A pensioner who won £3,500 at a Leasehold Valuation Tribunal has made a formal complaint that Benjamin Mire, who runs a large property management company and was criticised in the case, also sits on the same local LVT as a panel member.
“This is a clear conflict of interest and affronts every notion of justice I have ever learned,” says Colin Dennard, 71, a retired international hotelier, from Bournemouth. “I felt most uncomfortable. It is clearly wrong to have to face someone who appears as a member of the tribunal panel at the very same LVT offices.”
Dennard, who managed Carlton Hotel in Cannes and the Meurice in Paris, has sent a detailed complaint to barrister Siobhan McGrath, the head of the LVT system.
The case, in which Dennard represented friends for no fee, is the second occasion when he has faced Mire, 52, of Trust Property Management Group plc, which manages the property interests of freeholder Lakeside Developments. Mire is a chartered surveyor, which is why he is qualified to sit on LVT panels.

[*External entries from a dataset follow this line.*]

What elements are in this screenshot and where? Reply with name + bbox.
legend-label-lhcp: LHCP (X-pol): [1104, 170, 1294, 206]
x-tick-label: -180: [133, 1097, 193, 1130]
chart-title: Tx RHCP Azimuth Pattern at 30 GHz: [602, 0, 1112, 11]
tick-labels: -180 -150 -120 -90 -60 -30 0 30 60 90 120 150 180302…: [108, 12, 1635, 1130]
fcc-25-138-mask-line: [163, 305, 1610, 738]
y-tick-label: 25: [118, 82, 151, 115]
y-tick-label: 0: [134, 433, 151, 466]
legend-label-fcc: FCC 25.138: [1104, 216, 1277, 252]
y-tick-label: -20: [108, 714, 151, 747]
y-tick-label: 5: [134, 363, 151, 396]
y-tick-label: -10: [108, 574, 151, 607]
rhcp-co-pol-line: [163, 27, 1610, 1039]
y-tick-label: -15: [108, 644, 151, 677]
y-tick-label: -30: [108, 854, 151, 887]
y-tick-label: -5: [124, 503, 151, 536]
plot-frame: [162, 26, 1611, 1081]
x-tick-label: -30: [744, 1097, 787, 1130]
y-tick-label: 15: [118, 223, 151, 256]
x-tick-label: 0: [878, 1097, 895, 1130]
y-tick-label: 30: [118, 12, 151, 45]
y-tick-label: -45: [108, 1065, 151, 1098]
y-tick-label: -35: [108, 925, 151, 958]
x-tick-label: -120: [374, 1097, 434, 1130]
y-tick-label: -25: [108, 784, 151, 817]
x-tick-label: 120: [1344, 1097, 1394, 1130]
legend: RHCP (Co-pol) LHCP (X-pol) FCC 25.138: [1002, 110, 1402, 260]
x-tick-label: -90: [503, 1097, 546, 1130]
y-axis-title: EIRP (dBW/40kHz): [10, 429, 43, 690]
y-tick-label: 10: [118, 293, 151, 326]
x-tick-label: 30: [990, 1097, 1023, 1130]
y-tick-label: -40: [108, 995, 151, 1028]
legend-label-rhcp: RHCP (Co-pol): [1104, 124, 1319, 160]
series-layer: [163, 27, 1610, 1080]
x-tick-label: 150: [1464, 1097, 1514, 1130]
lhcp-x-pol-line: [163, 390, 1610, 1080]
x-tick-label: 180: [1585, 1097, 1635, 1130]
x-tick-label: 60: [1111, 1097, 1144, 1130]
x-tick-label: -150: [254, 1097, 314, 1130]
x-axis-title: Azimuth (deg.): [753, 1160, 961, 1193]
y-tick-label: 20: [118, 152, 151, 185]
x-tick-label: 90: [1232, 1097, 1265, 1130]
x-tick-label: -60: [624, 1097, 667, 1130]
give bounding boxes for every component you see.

In his first action against Mire in 2009, who again represented Lakeside Developments, Dennard successfully insisted that the case be heard by the London LVT because of Mire’s involvement as a panel member in the southern region. He received a confidential settlement.

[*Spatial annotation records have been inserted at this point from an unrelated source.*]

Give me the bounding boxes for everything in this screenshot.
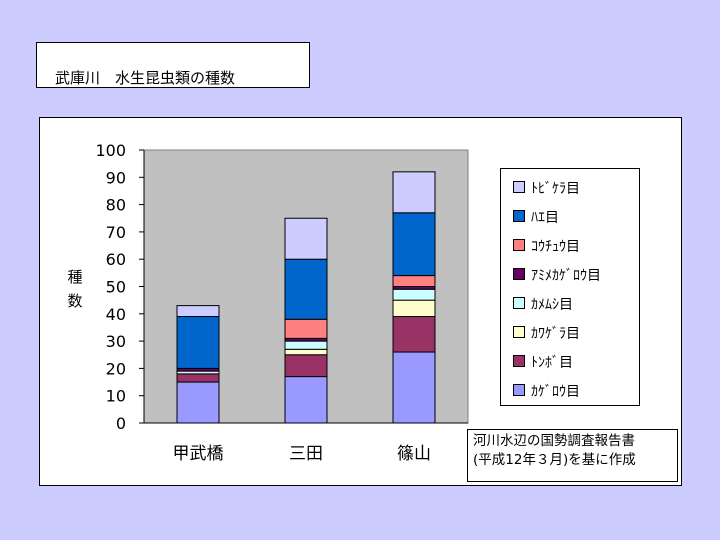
x-tick-label: 三田 (289, 444, 323, 464)
legend-label: ｱﾐﾒｶｹﾞﾛｳ目 (531, 268, 601, 284)
legend-item: ﾄﾋﾞｹﾗ目 (513, 178, 637, 197)
y-tick-label: 10 (106, 387, 126, 406)
y-tick-label: 30 (106, 332, 126, 351)
legend-swatch (513, 326, 525, 338)
chart-title: 武庫川 水生昆虫類の種数 (55, 69, 236, 87)
x-tick-label: 甲武橋 (173, 444, 224, 464)
y-tick-label: 0 (116, 414, 126, 433)
y-tick-label: 50 (106, 278, 126, 297)
bar-segment (176, 373, 220, 383)
legend-label: ｶｹﾞﾛｳ目 (531, 384, 580, 400)
bar-segment (392, 316, 436, 353)
legend-label: ﾊｴ目 (531, 210, 559, 226)
y-tick-label: 80 (106, 196, 126, 215)
source-line-2: (平成12年３月)を基に作成 (473, 452, 636, 468)
bar-segment (284, 217, 328, 260)
legend-item: ｶｹﾞﾛｳ目 (513, 381, 637, 400)
bar-segment (392, 299, 436, 318)
y-axis-label-char: 種 (67, 268, 83, 286)
bar-segment (284, 318, 328, 339)
legend-swatch (513, 239, 525, 251)
bar-segment (392, 288, 436, 301)
legend-swatch (513, 384, 525, 396)
bar-segment (176, 316, 220, 369)
y-tick-label: 90 (106, 168, 126, 187)
legend-item: ｶﾜｹﾞﾗ目 (513, 323, 637, 342)
bar-segment (284, 376, 328, 424)
legend-label: ｶﾜｹﾞﾗ目 (531, 326, 580, 342)
legend-label: ﾄﾋﾞｹﾗ目 (531, 181, 580, 197)
y-tick-label: 100 (95, 141, 126, 160)
y-axis-label-char: 数 (67, 292, 83, 310)
bar-segment (176, 305, 220, 318)
bar-segment (392, 212, 436, 277)
legend-label: ﾄﾝﾎﾞ目 (531, 355, 573, 371)
bar-segment (284, 354, 328, 378)
bar-segment (392, 275, 436, 287)
bar-segment (176, 381, 220, 424)
legend-swatch (513, 355, 525, 367)
y-axis-label: 種数 (65, 265, 85, 313)
y-tick-label: 40 (106, 305, 126, 324)
title-box: 武庫川 水生昆虫類の種数 (36, 42, 310, 88)
bar-segment (392, 351, 436, 424)
legend-swatch (513, 181, 525, 193)
legend-item: ｱﾐﾒｶｹﾞﾛｳ目 (513, 265, 637, 284)
bar-segment (284, 258, 328, 320)
bar-segment (284, 340, 328, 350)
legend-item: ﾊｴ目 (513, 207, 637, 226)
source-note: 河川水辺の国勢調査報告書 (平成12年３月)を基に作成 (467, 429, 678, 482)
legend-swatch (513, 297, 525, 309)
bar-segment (392, 171, 436, 214)
legend-label: ｶﾒﾑｼ目 (531, 297, 573, 313)
legend-label: ｺｳﾁｭｳ目 (531, 239, 580, 255)
legend: ﾄﾋﾞｹﾗ目 ﾊｴ目 ｺｳﾁｭｳ目 ｱﾐﾒｶｹﾞﾛｳ目 ｶﾒﾑｼ目 ｶﾜｹﾞﾗ目 ﾄﾝﾎﾞ目… (500, 168, 640, 406)
bar-segment (284, 348, 328, 356)
x-tick-label: 篠山 (397, 444, 431, 464)
legend-swatch (513, 210, 525, 222)
source-line-1: 河川水辺の国勢調査報告書 (473, 433, 635, 449)
legend-item: ｺｳﾁｭｳ目 (513, 236, 637, 255)
y-tick-label: 70 (106, 223, 126, 242)
legend-item: ﾄﾝﾎﾞ目 (513, 352, 637, 371)
y-tick-label: 20 (106, 359, 126, 378)
y-tick-label: 60 (106, 250, 126, 269)
legend-swatch (513, 268, 525, 280)
legend-item: ｶﾒﾑｼ目 (513, 294, 637, 313)
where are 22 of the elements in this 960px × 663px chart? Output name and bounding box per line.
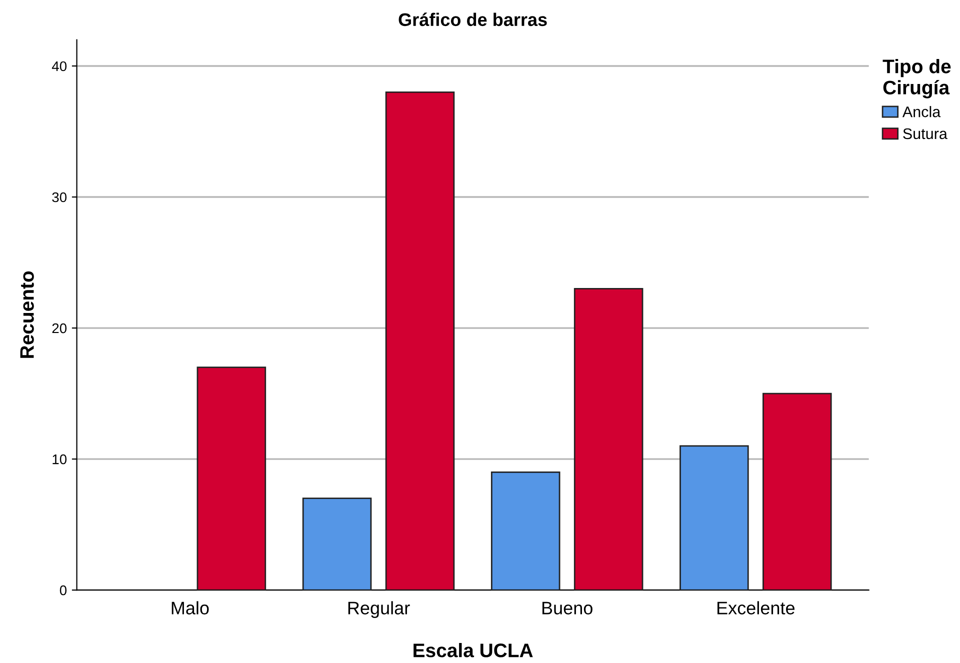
x-tick-label: Bueno (542, 602, 592, 614)
y-axis-title: Recuento (20, 271, 34, 358)
bar (196, 366, 266, 590)
bar (680, 445, 749, 590)
legend-title: Tipo de Cirugía (882, 59, 951, 98)
y-tick-label: 0 (60, 585, 67, 596)
legend-label: Sutura (903, 128, 948, 140)
legend-label: Ancla (902, 106, 941, 118)
bar (490, 471, 560, 590)
x-tick-label: Excelente (717, 601, 795, 614)
bar (574, 288, 644, 590)
x-tick-label: Malo (172, 601, 209, 614)
bar (762, 392, 832, 590)
bar (302, 498, 372, 590)
y-tick-label: 10 (52, 454, 67, 464)
x-tick-label: Regular (348, 601, 410, 618)
y-tick-label: 40 (52, 61, 67, 72)
chart-title: Gráfico de barras (398, 12, 547, 26)
y-tick-label: 30 (52, 192, 67, 202)
bar (385, 91, 455, 590)
y-tick-label: 20 (52, 323, 67, 334)
x-axis-title: Escala UCLA (414, 643, 533, 658)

In the latest case, heard in October, Dennard was representing four leaseholders at Arthur Court in Bournemouth, a purpose-built modern block of four flats.

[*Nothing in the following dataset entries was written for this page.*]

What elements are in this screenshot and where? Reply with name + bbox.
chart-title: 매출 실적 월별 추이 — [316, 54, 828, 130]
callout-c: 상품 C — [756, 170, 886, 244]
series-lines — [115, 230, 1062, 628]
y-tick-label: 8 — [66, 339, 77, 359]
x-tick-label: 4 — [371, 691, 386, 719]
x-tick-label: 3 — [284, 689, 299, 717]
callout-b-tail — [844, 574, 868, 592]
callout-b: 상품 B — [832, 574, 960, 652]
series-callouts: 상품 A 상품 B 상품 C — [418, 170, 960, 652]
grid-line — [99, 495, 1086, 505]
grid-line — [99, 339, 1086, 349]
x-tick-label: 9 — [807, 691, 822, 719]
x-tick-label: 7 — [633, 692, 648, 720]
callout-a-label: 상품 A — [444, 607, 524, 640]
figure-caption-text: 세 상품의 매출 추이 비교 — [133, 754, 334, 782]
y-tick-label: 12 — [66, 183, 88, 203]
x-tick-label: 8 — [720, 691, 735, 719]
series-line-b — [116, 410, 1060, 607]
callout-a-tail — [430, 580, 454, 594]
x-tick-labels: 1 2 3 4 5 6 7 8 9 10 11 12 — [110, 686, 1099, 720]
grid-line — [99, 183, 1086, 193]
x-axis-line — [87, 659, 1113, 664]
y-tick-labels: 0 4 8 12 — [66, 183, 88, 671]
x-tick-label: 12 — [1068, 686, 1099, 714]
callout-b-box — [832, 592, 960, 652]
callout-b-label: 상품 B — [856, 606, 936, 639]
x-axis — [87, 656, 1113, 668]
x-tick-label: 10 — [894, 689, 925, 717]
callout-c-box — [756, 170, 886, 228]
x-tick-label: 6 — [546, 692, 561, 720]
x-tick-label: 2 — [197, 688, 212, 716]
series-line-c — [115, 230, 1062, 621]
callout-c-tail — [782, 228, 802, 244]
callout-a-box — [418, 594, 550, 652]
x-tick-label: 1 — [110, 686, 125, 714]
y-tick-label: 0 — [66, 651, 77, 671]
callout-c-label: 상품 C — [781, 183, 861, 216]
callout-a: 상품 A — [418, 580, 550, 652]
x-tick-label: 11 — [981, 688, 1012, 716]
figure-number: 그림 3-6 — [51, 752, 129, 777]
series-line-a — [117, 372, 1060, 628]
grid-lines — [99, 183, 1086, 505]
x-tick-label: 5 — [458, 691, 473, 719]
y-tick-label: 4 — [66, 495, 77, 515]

Trust Property Management, which is based in Colindale, north London, says it employs 50 staff and manages 14,000 residential and commercial units, including 150 RTM blocks.
The LVT threw out a £458 bill for an unnecessary asbestos survey as the flats were only built in 2004/5. It said it was “disappointed” that the respondent had not told the surveyor this fact “who was left to guess as to the date of construction”.
A £343 bill for a fire and health and safety risk assessment was permitted, although again the tribunal was “disappointed” that it was “conducted so long after one had been legally required”.
The management fees charged by Mire from 2005-2012 were halved after the LVT visited Arthur Court and saw the “lack of routine maintenance” and “breaches of the landlord’s covenants for decoration”. Using their local knowledge of Bournemouth, the LVT felt £1,000 a year would have been a reasonable management charge.
“The Respondent appears wrongly to have assumed that the covenants [of the lease] were a matter of choice rather than obligation …
“The Tribunal also was concerned by Mr Mire’s admission that Trust did not maintain satisfactory records until 2011, such that he was unable to give the Tribunal any meaningful assurance that the building had been the subject of regular management visits in accordance with the RICS Service Charge Residential Management Code.”
The LVT also approved Dennard’s section 20c application, which meant the freeholder could not claim costs for the hearing.
Mire attempted to appeal the case owing to a query he had made to the Health and Safety Executive and was awaiting an answer. But the Tribunal refused the request. Dennard was not informed of this appeal by Mire or the LVT, which he should have been according to the tribunal service’s own regulations. This also features in his complaint to McGrath.
Mire has represented Lakeside Developments at more than 30 LVT hearings and it owns 16.75 per cent of Trust Property Management Group plc. Mire himself owns 14.63 per cent and Simone Mire owns 15.3 per cent.